Strengths and limitations
The main strength of this review is its unique focus of undernutrition in the North African region, specifically in its seven countries of Egypt, Sudan, Libya, Algeria, Tunisia, Morocco, and Western Sahara. Other strengths include the use of uniform standards of measurement from the 2006 WHO standards for child health and the exclusion of studies in clinical settings (e.g., hospitalized children) thereby enhancing the generalizability of results to the general population. The study’s eligibility criteria that evaluated the robustness of the study designs employed in each study was another strength. Nonetheless, this review has a certain number of limitations. Firstly, it was unable to investigate trends in the prevalence of undernutrition indices in the region due to inconsistent data collection and the limited number of studies from some included countries. Secondly, the selection of English-only studies likely biased the results towards studies in countries where the findings are reported in English. Nor did the current review examine the various factors that influence the epidemiology of undernutrition within this region.
Conclusions
Undernutrition is a concern for children under five years of age in North Africa. Considerable variations by country were determined in undernutrition for stunting, wasting and underweight. The North Africa region is at risk of an escalating burden of child undernutrition (particularly in Sudan, Libya, Egypt, and Morocco) due to ongoing conflicts, increased disadvantages and impacts of a changing climate. Public health attention must be paid to this region due to the wide range of inequalities experienced by families and young children living there. This review indicates that ongoing nutrition monitoring and evaluation programs are needed in North African countries to determine and measure progress made by these countries in achieving Sustainable Development Goals (SDGs) 1, 2 and 3 by 2030.
Supporting information
Acknowledgments
This paper is a part of the first author’s doctoral dissertation at Western Sydney University’s School of Health Sciences.

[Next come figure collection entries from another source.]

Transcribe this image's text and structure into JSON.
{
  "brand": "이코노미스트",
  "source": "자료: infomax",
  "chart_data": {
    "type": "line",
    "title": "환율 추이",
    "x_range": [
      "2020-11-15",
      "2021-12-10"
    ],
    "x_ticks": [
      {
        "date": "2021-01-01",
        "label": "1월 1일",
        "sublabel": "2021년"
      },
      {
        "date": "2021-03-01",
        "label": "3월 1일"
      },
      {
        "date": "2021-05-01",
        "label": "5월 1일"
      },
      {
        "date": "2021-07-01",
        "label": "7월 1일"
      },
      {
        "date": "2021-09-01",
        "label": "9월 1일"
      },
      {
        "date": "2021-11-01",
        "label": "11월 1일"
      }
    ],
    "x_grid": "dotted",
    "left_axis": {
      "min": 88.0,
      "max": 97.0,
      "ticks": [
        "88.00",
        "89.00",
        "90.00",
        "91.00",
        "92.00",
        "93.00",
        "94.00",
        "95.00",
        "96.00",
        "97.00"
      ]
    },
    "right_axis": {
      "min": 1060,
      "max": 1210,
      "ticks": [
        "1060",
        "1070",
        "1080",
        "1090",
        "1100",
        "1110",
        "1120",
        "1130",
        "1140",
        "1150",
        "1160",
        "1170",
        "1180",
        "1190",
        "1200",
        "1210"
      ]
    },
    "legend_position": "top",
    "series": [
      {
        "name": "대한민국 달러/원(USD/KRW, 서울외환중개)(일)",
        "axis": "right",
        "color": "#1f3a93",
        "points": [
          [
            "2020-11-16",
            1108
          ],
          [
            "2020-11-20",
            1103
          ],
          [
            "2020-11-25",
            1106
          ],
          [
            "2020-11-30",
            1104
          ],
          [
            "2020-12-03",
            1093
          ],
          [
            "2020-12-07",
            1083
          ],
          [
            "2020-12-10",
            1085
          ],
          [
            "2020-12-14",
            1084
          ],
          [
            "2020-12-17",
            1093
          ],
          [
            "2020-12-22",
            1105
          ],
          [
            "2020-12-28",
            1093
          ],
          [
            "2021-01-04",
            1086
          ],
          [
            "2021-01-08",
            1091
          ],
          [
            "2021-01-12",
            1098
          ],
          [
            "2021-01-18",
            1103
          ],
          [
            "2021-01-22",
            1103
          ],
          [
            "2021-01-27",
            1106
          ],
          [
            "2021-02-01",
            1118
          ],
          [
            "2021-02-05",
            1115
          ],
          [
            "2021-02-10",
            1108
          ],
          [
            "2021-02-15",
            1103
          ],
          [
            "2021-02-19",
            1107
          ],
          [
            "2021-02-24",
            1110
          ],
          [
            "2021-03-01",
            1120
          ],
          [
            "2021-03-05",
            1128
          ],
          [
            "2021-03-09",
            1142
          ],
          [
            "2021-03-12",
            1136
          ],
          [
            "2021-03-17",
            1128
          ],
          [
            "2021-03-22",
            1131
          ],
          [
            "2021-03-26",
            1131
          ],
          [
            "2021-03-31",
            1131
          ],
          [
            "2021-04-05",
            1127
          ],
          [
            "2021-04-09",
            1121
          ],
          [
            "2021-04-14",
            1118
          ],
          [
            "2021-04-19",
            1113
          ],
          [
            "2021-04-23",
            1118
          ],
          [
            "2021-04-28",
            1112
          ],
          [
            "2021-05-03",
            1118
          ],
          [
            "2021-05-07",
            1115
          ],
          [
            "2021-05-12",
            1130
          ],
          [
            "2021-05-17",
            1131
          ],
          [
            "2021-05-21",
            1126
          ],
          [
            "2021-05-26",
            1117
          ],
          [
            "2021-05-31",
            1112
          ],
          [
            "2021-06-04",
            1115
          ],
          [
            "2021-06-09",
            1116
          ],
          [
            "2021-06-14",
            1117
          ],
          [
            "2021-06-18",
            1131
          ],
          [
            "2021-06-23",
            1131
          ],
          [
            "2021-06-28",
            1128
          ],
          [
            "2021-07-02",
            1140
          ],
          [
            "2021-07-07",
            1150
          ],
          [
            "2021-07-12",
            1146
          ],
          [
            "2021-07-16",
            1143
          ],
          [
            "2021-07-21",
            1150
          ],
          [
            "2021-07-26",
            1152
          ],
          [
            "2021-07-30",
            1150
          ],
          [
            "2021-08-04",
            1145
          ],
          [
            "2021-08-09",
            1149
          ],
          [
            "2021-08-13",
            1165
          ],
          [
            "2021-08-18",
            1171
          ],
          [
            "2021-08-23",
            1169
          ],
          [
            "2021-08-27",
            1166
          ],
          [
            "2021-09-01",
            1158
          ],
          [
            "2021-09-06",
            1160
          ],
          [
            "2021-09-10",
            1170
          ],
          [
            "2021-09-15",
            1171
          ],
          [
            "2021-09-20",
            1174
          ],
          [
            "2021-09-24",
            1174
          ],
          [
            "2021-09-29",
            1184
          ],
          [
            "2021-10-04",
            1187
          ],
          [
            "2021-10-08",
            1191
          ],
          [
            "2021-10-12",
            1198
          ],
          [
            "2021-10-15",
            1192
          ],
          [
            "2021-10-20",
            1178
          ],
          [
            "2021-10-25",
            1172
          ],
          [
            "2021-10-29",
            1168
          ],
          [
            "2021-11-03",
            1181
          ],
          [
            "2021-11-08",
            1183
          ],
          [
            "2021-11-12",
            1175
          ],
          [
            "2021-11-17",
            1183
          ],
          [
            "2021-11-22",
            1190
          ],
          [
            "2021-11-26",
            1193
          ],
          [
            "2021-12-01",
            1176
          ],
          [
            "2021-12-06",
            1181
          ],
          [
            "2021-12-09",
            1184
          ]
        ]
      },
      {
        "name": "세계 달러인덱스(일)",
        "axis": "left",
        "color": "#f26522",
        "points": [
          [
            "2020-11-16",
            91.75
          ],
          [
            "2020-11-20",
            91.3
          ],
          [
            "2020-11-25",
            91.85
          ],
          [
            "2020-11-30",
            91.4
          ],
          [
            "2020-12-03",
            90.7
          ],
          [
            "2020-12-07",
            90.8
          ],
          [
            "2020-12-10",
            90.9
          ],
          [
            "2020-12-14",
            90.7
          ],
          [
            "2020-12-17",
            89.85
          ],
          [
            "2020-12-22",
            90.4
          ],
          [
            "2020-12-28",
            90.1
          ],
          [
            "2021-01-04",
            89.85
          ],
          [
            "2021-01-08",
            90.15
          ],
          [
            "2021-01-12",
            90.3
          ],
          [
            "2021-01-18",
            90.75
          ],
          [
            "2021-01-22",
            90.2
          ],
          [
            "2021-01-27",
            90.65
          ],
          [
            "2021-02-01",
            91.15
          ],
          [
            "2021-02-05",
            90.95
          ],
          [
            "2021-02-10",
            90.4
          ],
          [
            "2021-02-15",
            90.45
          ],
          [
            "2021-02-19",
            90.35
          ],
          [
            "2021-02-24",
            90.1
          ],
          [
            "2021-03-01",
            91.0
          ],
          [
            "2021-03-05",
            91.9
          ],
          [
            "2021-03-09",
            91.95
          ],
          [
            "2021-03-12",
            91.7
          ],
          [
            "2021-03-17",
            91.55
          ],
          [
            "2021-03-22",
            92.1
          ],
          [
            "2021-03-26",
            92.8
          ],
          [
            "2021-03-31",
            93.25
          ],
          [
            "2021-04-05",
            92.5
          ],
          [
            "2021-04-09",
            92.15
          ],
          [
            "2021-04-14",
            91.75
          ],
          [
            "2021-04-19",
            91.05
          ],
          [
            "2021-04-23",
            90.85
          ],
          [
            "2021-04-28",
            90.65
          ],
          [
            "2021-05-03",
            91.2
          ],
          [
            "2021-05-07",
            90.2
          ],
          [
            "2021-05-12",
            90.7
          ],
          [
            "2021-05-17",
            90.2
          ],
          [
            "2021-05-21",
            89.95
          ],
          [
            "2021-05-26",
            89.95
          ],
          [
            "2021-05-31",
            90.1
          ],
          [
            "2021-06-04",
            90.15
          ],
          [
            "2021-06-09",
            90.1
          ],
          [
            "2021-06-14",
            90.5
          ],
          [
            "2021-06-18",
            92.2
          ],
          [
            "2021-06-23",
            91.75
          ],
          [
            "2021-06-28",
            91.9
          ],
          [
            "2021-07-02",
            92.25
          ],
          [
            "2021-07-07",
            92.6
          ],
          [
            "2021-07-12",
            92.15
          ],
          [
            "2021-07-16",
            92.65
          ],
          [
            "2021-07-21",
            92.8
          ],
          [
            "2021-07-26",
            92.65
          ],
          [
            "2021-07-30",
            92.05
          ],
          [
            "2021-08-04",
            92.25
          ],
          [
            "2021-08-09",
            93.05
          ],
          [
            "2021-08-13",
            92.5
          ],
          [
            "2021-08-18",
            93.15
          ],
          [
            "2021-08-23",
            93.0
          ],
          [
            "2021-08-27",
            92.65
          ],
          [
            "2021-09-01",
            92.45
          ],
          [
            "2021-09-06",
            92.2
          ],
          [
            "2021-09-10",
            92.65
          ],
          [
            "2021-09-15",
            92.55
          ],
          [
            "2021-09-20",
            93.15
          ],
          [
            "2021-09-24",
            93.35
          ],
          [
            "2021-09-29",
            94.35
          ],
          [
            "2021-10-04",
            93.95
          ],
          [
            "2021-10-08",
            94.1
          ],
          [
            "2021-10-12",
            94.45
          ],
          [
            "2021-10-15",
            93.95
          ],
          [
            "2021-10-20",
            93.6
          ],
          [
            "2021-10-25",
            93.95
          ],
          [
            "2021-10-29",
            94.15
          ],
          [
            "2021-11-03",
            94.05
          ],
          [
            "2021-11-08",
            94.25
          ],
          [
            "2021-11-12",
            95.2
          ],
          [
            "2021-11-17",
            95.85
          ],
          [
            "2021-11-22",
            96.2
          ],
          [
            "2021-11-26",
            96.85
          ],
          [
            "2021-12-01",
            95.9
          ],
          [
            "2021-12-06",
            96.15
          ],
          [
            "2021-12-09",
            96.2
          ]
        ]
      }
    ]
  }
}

Availability of data and other materials
Sample size was not always explicitly stated in studies. The authors; however, direct readers to the name of the national data report or a link for more information. Demographic Health Survey (DHS) reports and databases for each country are available @ dhsprogram.com; information about Multiple Indicator Cluster Surveys (MIC) are available @ mics.unicef.org; and child malnutrition estimates data for 2021 can be found @ UNICEF/WHO/World Bank joint websites.
Data Availability
All relevant data are within the paper and its Supporting Information files.
Funding Statement
The authors received no specific funding for this work.